Long-time asymptotics for coagulation equations with injection that do not have stationary solutions

In this paper we study a class of coagulation equations including a source term that injects in the system clusters of size of order one. The coagulation kernel is homogeneous, of homogeneity gamma<1, such that K(x,y) is approximately x(gamma+lambda)y(-lambda), when x is larger than y. We restrict the analysis to the case gamma+2 lambda >= 1. In this range of exponents, the transport of mass toward infinity is driven by collisions between particles of different sizes. This is in contrast with the case considered in Ferreira et al. (Annales de l'Institut Henri Poincar & eacute; C, Analyse Non Lin & eacute;aire,2023), where gamma+2 lambda<1. In that case, the transport of mass toward infinity is due to the collision between particles of comparable sizes. In the case gamma+2 lambda >= 1,the interaction between particles of different sizes leads to an additional transport term in the coagulation equation that approximates the solution of the original coagulation equation with injection for large times. We prove the existence of a class of self-similar solutions for suitable choices of gamma and lambda for this class of coagulation equations with transport. We prove that for the complementary case such self-similar solutions do not exist.

Automated summary

In this paper, we study a class of coagulation equations with a source term that injects clusters of size of order one into the system. The homogeneous coagulation kernel is characterized by a homogeneity exponent gamma<1, and is approximately given by x(gamma+lambda)y(-lambda) when x is larger than y. We focus on the case where gamma+2 lambda >= 1, where the transport of mass towards infinity is driven by collisions between particles of different sizes.

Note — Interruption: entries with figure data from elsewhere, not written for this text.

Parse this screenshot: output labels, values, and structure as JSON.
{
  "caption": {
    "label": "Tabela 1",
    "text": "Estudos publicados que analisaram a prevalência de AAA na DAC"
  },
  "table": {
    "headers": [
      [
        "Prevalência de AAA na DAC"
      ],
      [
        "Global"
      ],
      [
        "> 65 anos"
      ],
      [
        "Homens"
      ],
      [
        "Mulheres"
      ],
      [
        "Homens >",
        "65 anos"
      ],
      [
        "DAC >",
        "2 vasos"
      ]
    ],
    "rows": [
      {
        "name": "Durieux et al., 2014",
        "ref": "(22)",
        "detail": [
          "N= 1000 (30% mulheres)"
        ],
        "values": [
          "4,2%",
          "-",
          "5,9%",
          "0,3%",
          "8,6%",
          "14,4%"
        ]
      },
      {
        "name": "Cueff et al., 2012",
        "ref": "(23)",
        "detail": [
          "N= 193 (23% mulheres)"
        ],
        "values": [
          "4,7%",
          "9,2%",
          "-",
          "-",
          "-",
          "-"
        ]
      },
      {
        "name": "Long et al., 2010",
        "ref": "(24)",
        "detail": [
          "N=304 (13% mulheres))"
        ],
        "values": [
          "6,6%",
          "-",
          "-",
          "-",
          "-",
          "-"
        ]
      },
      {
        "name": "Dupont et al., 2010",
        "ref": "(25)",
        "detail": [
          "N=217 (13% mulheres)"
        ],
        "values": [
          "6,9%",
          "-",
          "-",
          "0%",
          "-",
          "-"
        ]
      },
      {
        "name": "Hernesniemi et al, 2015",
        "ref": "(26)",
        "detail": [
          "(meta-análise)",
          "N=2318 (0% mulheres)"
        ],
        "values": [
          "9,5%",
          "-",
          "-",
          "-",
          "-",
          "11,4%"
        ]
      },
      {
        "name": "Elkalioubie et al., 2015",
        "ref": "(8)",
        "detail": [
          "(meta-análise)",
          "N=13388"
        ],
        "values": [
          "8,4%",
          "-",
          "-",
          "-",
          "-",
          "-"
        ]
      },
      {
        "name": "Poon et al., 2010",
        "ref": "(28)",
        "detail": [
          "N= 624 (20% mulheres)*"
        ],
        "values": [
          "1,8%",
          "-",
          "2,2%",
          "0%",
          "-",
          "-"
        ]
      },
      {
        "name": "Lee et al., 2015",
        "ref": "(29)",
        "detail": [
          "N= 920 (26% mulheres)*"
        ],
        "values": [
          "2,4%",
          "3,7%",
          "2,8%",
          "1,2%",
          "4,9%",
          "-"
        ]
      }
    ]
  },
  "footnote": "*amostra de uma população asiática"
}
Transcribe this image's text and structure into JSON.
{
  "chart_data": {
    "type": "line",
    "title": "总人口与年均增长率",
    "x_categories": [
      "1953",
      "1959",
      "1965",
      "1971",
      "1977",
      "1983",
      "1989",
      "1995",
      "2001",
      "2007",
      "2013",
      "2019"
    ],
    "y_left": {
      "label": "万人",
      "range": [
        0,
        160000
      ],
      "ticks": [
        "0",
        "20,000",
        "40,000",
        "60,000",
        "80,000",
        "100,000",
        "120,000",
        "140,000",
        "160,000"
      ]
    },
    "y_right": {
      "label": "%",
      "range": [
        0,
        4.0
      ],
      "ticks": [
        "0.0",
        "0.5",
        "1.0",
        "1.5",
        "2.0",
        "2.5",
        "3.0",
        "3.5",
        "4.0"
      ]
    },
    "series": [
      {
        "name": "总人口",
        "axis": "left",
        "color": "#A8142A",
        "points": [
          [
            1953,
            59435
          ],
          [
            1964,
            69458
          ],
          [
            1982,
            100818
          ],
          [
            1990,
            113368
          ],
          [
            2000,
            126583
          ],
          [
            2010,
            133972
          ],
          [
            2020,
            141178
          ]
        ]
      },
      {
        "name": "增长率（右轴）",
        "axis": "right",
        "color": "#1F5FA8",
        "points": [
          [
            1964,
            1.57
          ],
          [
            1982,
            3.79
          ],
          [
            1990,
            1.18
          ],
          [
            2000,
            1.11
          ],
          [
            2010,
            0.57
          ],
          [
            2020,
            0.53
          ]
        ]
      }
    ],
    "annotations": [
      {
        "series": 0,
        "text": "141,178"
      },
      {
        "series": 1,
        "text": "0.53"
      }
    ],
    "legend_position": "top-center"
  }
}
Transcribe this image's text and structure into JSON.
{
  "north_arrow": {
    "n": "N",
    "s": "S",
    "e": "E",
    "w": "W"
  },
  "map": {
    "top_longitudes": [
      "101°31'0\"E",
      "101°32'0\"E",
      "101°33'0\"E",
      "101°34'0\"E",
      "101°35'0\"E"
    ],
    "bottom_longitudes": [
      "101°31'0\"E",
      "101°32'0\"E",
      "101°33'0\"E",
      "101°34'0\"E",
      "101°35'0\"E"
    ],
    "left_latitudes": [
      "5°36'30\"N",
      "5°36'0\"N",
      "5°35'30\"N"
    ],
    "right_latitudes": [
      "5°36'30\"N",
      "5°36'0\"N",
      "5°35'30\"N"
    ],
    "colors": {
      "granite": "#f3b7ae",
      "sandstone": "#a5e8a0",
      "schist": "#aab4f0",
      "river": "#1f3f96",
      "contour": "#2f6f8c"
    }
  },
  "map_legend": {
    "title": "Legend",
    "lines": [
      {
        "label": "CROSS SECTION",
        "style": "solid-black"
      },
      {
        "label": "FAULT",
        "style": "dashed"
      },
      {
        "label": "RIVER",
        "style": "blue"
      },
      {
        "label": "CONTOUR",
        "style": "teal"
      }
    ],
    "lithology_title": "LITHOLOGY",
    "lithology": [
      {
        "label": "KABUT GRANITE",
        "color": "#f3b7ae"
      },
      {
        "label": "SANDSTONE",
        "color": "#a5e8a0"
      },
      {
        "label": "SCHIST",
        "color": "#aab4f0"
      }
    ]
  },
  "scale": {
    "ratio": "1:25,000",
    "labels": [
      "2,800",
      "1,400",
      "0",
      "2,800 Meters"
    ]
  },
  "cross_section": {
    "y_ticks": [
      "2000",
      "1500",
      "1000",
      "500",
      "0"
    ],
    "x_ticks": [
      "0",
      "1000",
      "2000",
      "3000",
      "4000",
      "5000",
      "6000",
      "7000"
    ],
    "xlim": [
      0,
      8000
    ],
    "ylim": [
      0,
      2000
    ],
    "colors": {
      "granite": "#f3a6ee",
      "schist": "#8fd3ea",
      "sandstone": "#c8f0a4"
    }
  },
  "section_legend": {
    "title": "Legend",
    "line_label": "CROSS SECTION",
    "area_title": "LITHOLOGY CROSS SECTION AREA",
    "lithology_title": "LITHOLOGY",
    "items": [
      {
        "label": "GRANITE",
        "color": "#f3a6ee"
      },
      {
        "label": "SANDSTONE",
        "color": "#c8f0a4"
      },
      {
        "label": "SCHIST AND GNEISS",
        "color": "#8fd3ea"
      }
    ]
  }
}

In contrast, previous studies considered the case where gamma+2 lambda<1, where the transport of mass towards infinity is due to collisions between particles of comparable sizes. We prove the existence of a class of self-similar solutions for this class of coagulation equations with transport, under suitable choices of gamma and lambda. We also show that such self-similar solutions do not exist for the complementary case.